TF.IDF Term extractor

This module extracts key words from the input text.

The TF.IDF Term module extracts key terms (salient terms) using a predictable, statistical algorithm. (TF is "term frequency" while IDF is "inverse document frequency".)

The TF.IDF statistic is a common tool for the purpose of extracting key words from a document by not only considering a single document but all documents from the corpus. For the TF.IDF algorithm, a word is important for a specific document if it shows up relatively often within that document and rarely in other documents of the corpus.

The number of output terms produced by this module is a function of the TF.IDF curve. By default, the module stops returning terms when the score of a given term falls below ~68%.

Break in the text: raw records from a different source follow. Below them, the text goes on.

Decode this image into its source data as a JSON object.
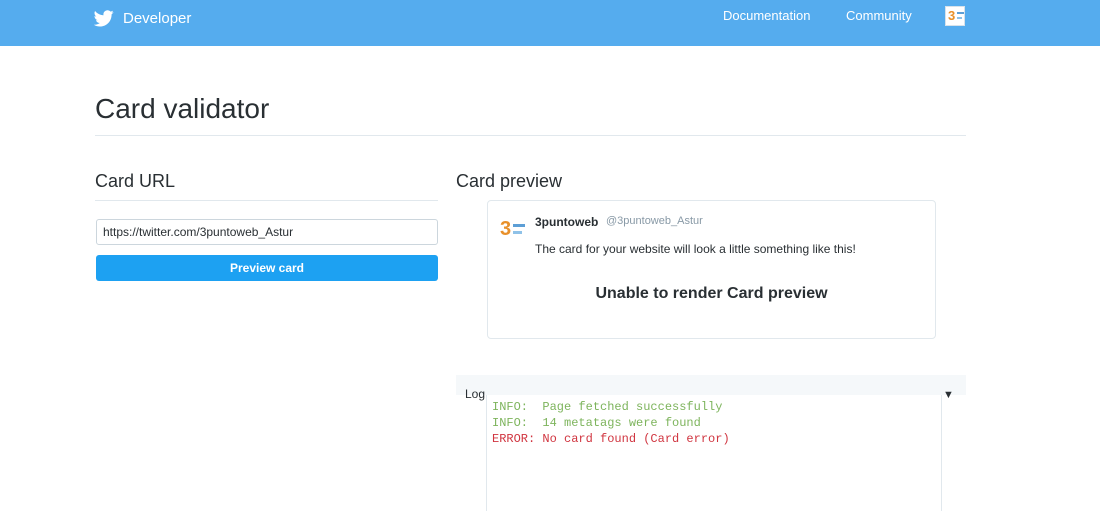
{
  "header": {
    "brand": "Developer",
    "nav": {
      "documentation": "Documentation",
      "community": "Community"
    }
  },
  "page": {
    "title": "Card validator"
  },
  "card_url": {
    "heading": "Card URL",
    "input_value": "https://twitter.com/3puntoweb_Astur",
    "button_label": "Preview card"
  },
  "card_preview": {
    "heading": "Card preview",
    "name": "3puntoweb",
    "handle": "@3puntoweb_Astur",
    "text": "The card for your website will look a little something like this!",
    "error": "Unable to render Card preview"
  },
  "log": {
    "label": "Log",
    "toggle_icon": "▼",
    "lines": [
      "INFO:  Page fetched successfully",
      "INFO:  14 metatags were found",
      "ERROR: No card found (Card error)"
    ]
  },
  "colors": {
    "header_bg": "#55acee",
    "button_bg": "#1da1f2",
    "log_info": "#7db45c",
    "log_error": "#d0343f"
  },
  "icons": {
    "brand_icon": "twitter-bird-icon",
    "avatar": "3puntoweb-logo-icon"
  }
}
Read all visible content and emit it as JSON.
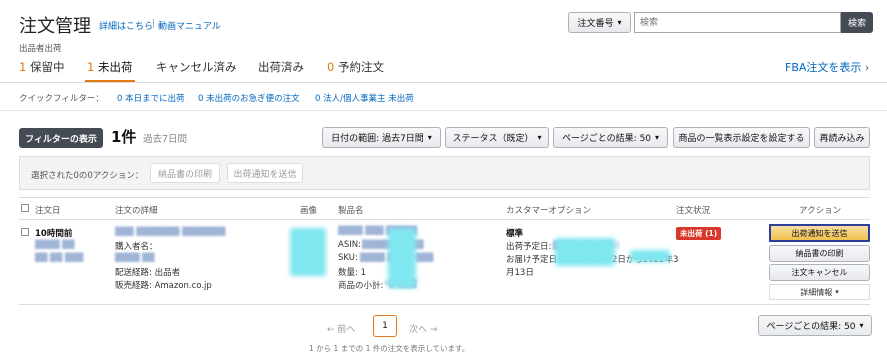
{
  "header": {
    "title": "注文管理",
    "link_details": "詳細はこちら",
    "link_video": "動画マニュアル",
    "subtitle": "出品者出荷",
    "search_select": "注文番号",
    "search_placeholder": "検索",
    "search_button": "検索"
  },
  "tabs": [
    {
      "count": "1",
      "label": "保留中"
    },
    {
      "count": "1",
      "label": "未出荷"
    },
    {
      "count": "",
      "label": "キャンセル済み"
    },
    {
      "count": "",
      "label": "出荷済み"
    },
    {
      "count": "0",
      "label": "予約注文"
    }
  ],
  "fba_link": "FBA注文を表示",
  "quick_filter": {
    "label": "クイックフィルター：",
    "items": [
      {
        "count": "0",
        "label": "本日までに出荷"
      },
      {
        "count": "0",
        "label": "未出荷のお急ぎ便の注文"
      },
      {
        "count": "0",
        "label": "法人/個人事業主 未出荷"
      }
    ]
  },
  "toolbar": {
    "filter_button": "フィルターの表示",
    "count": "1件",
    "period": "過去7日間",
    "date_range": "日付の範囲: 過去7日間",
    "status": "ステータス（既定）",
    "per_page": "ページごとの結果: 50",
    "display_settings": "商品の一覧表示設定を設定する",
    "reload": "再読み込み"
  },
  "bulk": {
    "label": "選択された0の0アクション：",
    "print": "納品書の印刷",
    "ship": "出荷通知を送信"
  },
  "table": {
    "headers": [
      "注文日",
      "注文の詳細",
      "画像",
      "製品名",
      "カスタマーオプション",
      "注文状況",
      "アクション"
    ],
    "row": {
      "order_date": "10時間前",
      "buyer_label": "購入者名：",
      "ship_service": "配送経路: 出品者",
      "channel": "販売経路: Amazon.co.jp",
      "asin_label": "ASIN:",
      "sku_label": "SKU:",
      "quantity": "数量: 1",
      "subtotal_label": "商品の小計:",
      "shipping_type": "標準",
      "ship_by_label": "出荷予定日:",
      "deliver_by": "お届け予定日: 2022年3月12日から2022年3",
      "deliver_by_end": "月13日",
      "status_badge": "未出荷 (1)",
      "action_ship": "出荷通知を送信",
      "action_print": "納品書の印刷",
      "action_cancel": "注文キャンセル",
      "action_details": "詳細情報"
    }
  },
  "pagination": {
    "prev": "前へ",
    "current": "1",
    "next": "次へ",
    "per_page": "ページごとの結果: 50",
    "summary": "1 から 1 までの 1 件の注文を表示しています。"
  },
  "colors": {
    "accent_orange": "#e47911",
    "link_blue": "#0066c0",
    "status_red": "#d9372a",
    "dark_button": "#444b54",
    "highlight_border": "#2c3e9a"
  }
}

The TF.IDF Term extractor supports these languages:
  • English (UK/US)
  • French
  • German
  • Italian
  • Portuguese (Brazil)
  • Spanish

Configuration options

During a Data Processing sampling operation, this module runs automatically on text that contains between 30 and 30,000 tokens. However, there are no configuration options for such an operation.

In Studio, the Transform API provides a language argument that specifies the language of the input text, to improve accuracy.

Output

The output is an ordered list of single- or multi-word phrases which are ingested into the Dgraph as a multi-assign string Dgraph attribute. The name of the output attribute is <attribute>_key_phrases.